If we only have a hint about what 5G devices might costs, that's more than we know about wireless plans for 5G phones. The good news is that the Big Four carriers have all embraced unlimited data plans in recent years. The bad news is even those unlimited offerings come with limits, as carriers reserve the right to throttle your data speeds if you consume too much data. With 5G phones capable of snarfing down data in a instant, it seems like more unlimited users will run that risk.
Reps from Verizon and AT&T were on stage during a panel discussion about 5G this week at Qualcomm's tech summit, and were asked about their data plans in 5G's brave new data-intensive world. Both demurred, with the idea that we'll know more about potential changes to plans once we get closer to seeing some 5G-ready phones. Until data plan pricing becomes more clear, though, the smart play would be to keep your powder dry on 5G.
4G networks will get better, too
The launch of 5G doesn't mean 4G networks are going to fall by the wayside. If anything, LTE performance is likely to improve as 5G networks get built out.
That's because congestion on LTE networks is likely to lessen as people with 5G-capable phones hop on other, faster connections. It's like if I were to build an expressway next to a traffic-clogged street. Even if only some cars head toward the expressway, it's still going to free up room for the remaining cars to move around.
Me, I'm happy to spend 2019 taking advantage of the extra elbow room on LTE networks once the early adopters flock to 5G.

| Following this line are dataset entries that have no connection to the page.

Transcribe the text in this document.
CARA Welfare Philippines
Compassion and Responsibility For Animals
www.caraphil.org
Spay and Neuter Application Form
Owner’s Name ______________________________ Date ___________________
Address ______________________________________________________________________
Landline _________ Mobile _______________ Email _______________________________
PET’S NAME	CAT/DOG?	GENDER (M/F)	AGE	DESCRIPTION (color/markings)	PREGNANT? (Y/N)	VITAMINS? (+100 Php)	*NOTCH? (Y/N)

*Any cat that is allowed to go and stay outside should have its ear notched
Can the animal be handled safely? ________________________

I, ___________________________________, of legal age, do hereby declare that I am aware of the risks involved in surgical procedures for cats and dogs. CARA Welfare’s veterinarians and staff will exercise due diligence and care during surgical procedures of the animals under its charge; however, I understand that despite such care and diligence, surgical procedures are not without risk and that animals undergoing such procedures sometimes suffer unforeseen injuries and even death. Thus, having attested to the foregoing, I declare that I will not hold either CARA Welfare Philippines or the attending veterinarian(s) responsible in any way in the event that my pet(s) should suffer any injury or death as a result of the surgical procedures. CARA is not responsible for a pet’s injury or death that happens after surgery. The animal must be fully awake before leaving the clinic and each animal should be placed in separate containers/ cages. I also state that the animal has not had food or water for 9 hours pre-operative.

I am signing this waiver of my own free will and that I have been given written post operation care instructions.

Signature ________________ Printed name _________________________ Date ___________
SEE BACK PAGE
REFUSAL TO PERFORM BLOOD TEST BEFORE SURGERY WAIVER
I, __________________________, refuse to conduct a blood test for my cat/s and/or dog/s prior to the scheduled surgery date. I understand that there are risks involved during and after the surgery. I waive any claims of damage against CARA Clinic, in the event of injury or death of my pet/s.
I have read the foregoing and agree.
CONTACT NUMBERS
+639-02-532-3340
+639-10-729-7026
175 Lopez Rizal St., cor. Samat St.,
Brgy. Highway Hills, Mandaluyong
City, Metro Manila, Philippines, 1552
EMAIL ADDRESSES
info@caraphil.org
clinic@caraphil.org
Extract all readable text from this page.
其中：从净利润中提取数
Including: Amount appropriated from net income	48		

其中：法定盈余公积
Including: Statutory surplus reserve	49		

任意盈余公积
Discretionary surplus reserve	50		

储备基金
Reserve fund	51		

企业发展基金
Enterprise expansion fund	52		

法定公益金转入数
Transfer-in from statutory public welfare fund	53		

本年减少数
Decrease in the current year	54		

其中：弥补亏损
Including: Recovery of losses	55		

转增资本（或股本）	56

Again, none of this refutes anything Qualcomm and its assorted partners said about 5G this past week. 5G networks will roll out in 2019, bringing faster speeds with them. And the people who pick up one of the several 5G-ready smartphones coming out next year will reap some benefits.
But the more lasting benefits are likely further down the road. And they'll still be there waiting you, even if you're not ready to get on board with 5G right away.